While out there I read a lot, including half of The Diving Bell and the Butterfly, a moderately good book by any author or a very good book dictated purely by blinking one eyelid. This is a collection of the imaginings and memories brought up after the author is paralised by a stroke and was "written" by an assistant reading through the alphabet with the author winking when the required letter was reached. With a nod to speed the alphabet was reordered to the frequency with which letters appeared (in French, that is). This left me, in my guise as a programmer, thinking of the system I'd like to use if I were in a simillar position -- could the method be improved to be faster to dictate, that is.

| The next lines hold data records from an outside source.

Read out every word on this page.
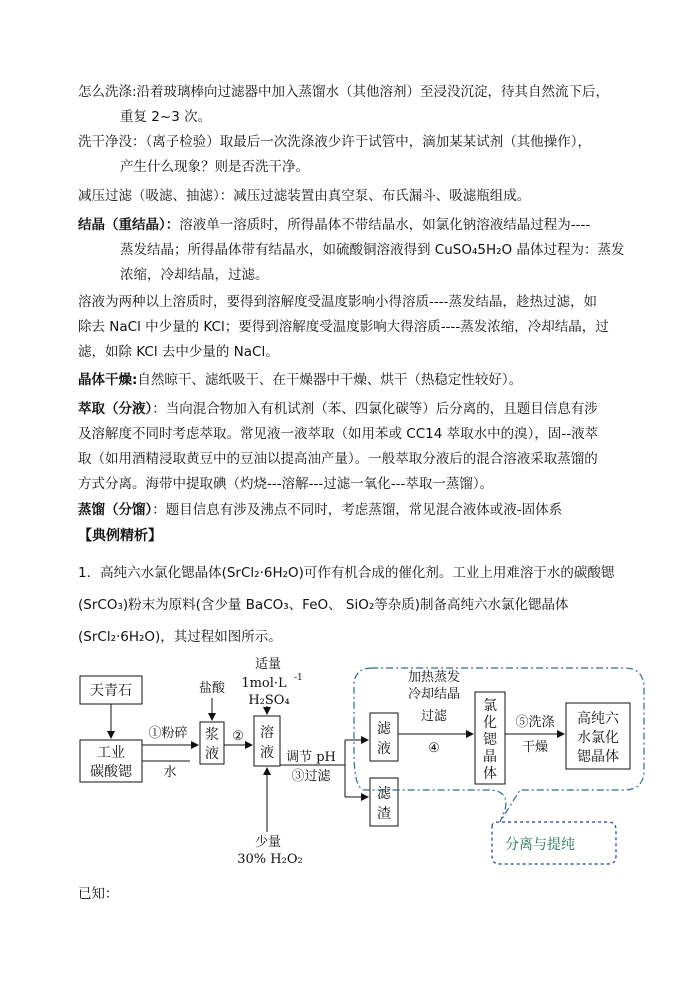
怎么洗涤:沿着玻璃棒向过滤器中加入蒸馏水（其他溶剂）至浸没沉淀，待其自然流下后，
重复 2~3 次。

洗干净没：（离子检验）取最后一次洗涤液少许于试管中，滴加某某试剂（其他操作），
产生什么现象？则是否洗干净。

减压过滤（吸滤、抽滤）：减压过滤装置由真空泵、布氏漏斗、吸滤瓶组成。

结晶（重结晶）：溶液单一溶质时，所得晶体不带结晶水，如氯化钠溶液结晶过程为----
蒸发结晶；所得晶体带有结晶水，如硫酸铜溶液得到 CuSO₄5H₂O 晶体过程为：蒸发
浓缩，冷却结晶，过滤。

溶液为两种以上溶质时，要得到溶解度受温度影响小得溶质----蒸发结晶，趁热过滤，如
除去 NaCl 中少量的 KCl；要得到溶解度受温度影响大得溶质----蒸发浓缩，冷却结晶，过
滤，如除 KCl 去中少量的 NaCl。

晶体干燥:自然晾干、滤纸吸干、在干燥器中干燥、烘干（热稳定性较好）。

萃取（分液）：当向混合物加入有机试剂（苯、四氯化碳等）后分离的，且题目信息有涉
及溶解度不同时考虑萃取。常见液一液萃取（如用苯或 CC14 萃取水中的溴），固--液萃
取（如用酒精浸取黄豆中的豆油以提高油产量）。一般萃取分液后的混合溶液采取蒸馏的
方式分离。海带中提取碘（灼烧---溶解---过滤一氧化---萃取一蒸馏）。

蒸馏（分馏）：题目信息有涉及沸点不同时，考虑蒸馏，常见混合液体或液-固体系

【典例精析】

1．高纯六水氯化锶晶体(SrCl₂·6H₂O)可作有机合成的催化剂。工业上用难溶于水的碳酸锶
(SrCO₃)粉末为原料(含少量 BaCO₃、FeO、 SiO₂等杂质)制备高纯六水氯化锶晶体
(SrCl₂·6H₂O)，其过程如图所示。

天青石
工业
碳酸锶
浆
液
溶
液
滤
液
滤
渣
氯
化
锶
晶
体
高纯六
水氯化
锶晶体
①粉碎
水
盐酸
②
适量
1mol·L -1
H₂SO₄
调节 pH
③过滤
少量
30% H₂O₂
加热蒸发
冷却结晶
过滤
④
⑤洗涤
干燥
分离与提纯

已知：
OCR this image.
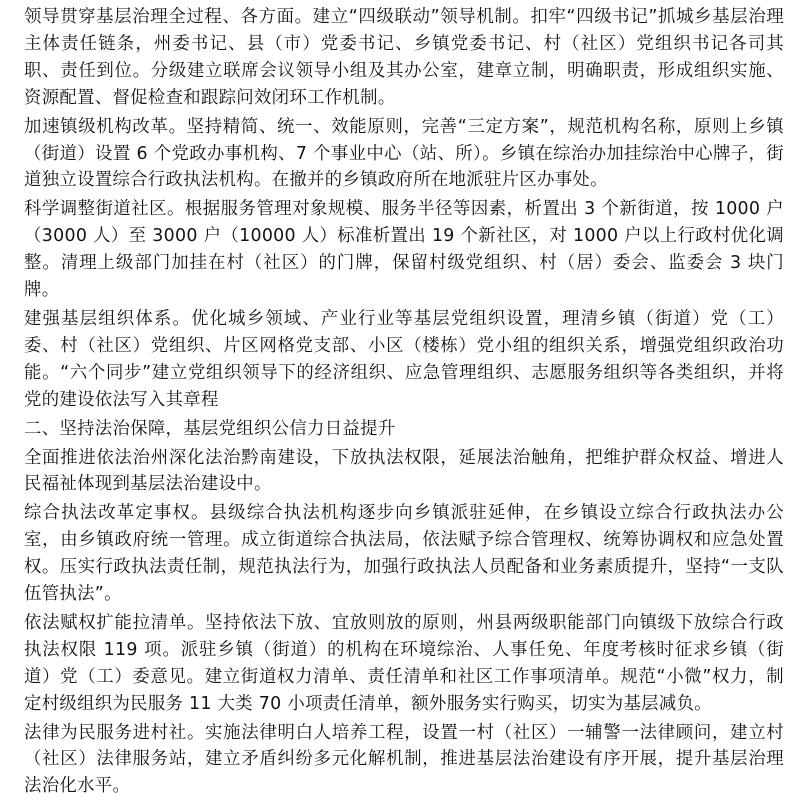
领导贯穿基层治理全过程、各方面。建立“四级联动”领导机制。扣牢“四级书记”抓城乡基层治理主体责任链条，州委书记、县（市）党委书记、乡镇党委书记、村（社区）党组织书记各司其职、责任到位。分级建立联席会议领导小组及其办公室，建章立制，明确职责，形成组织实施、资源配置、督促检查和跟踪问效闭环工作机制。

加速镇级机构改革。坚持精简、统一、效能原则，完善“三定方案”，规范机构名称，原则上乡镇（街道）设置 6 个党政办事机构、7 个事业中心（站、所）。乡镇在综治办加挂综治中心牌子，街道独立设置综合行政执法机构。在撤并的乡镇政府所在地派驻片区办事处。

科学调整街道社区。根据服务管理对象规模、服务半径等因素，析置出 3 个新街道，按 1000 户（3000 人）至 3000 户（10000 人）标准析置出 19 个新社区，对 1000 户以上行政村优化调整。清理上级部门加挂在村（社区）的门牌，保留村级党组织、村（居）委会、监委会 3 块门牌。

建强基层组织体系。优化城乡领域、产业行业等基层党组织设置，理清乡镇（街道）党（工）委、村（社区）党组织、片区网格党支部、小区（楼栋）党小组的组织关系，增强党组织政治功能。“六个同步”建立党组织领导下的经济组织、应急管理组织、志愿服务组织等各类组织，并将党的建设依法写入其章程

二、坚持法治保障，基层党组织公信力日益提升

全面推进依法治州深化法治黔南建设，下放执法权限，延展法治触角，把维护群众权益、增进人民福祉体现到基层法治建设中。

综合执法改革定事权。县级综合执法机构逐步向乡镇派驻延伸，在乡镇设立综合行政执法办公室，由乡镇政府统一管理。成立街道综合执法局，依法赋予综合管理权、统筹协调权和应急处置权。压实行政执法责任制，规范执法行为，加强行政执法人员配备和业务素质提升，坚持“一支队伍管执法”。

依法赋权扩能拉清单。坚持依法下放、宜放则放的原则，州县两级职能部门向镇级下放综合行政执法权限 119 项。派驻乡镇（街道）的机构在环境综治、人事任免、年度考核时征求乡镇（街道）党（工）委意见。建立街道权力清单、责任清单和社区工作事项清单。规范“小微”权力，制定村级组织为民服务 11 大类 70 小项责任清单，额外服务实行购买，切实为基层减负。

法律为民服务进村社。实施法律明白人培养工程，设置一村（社区）一辅警一法律顾问，建立村（社区）法律服务站，建立矛盾纠纷多元化解机制，推进基层法治建设有序开展，提升基层治理法治化水平。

The initial list of letters with English frequency weighting taken from my own writing (fear me, for I am become corpus) is as follows:

e t o i a n s r h l d c u m f y w p g b v k x q j z

Which is all well and good, but (assuming that blinking and not blinking take as long as each other) less than ideal -- the eleventh letter being only a third less likely than the first. The best solution I could conjure up was an unbalanced binary tree (which the above is just an extreme example of), which has the advantage of being simply extended to include whole words and what not, but does require blinking more than once for each letter so perhaps a more attentive assistant is called for.

Next week I'm off to Wales to make my footpath but annoyingly I must miss a day of my holiday to attend an induction event for my job next year. In the final analysis I think I'll cope, mostly because the promise of future money offsets the massive hole I've created in my bank accounts to go canoeing and feed my need for walking boots and head torches. I'm still quite surprised that hobbies so close to nature require so much from the cutting edge of technology...


etaoin shrdlu

Odud on 2002-07-12T10:05:39

Anyone who has has seen a Linotype type casting machine will be familiar with the above as these machines have a keyboard layout based on letter frequency. The above string was what the compositors would output to mark that they had made a mistake and that the line needed discarding - and done just by running a finger across the top row of the keyboard.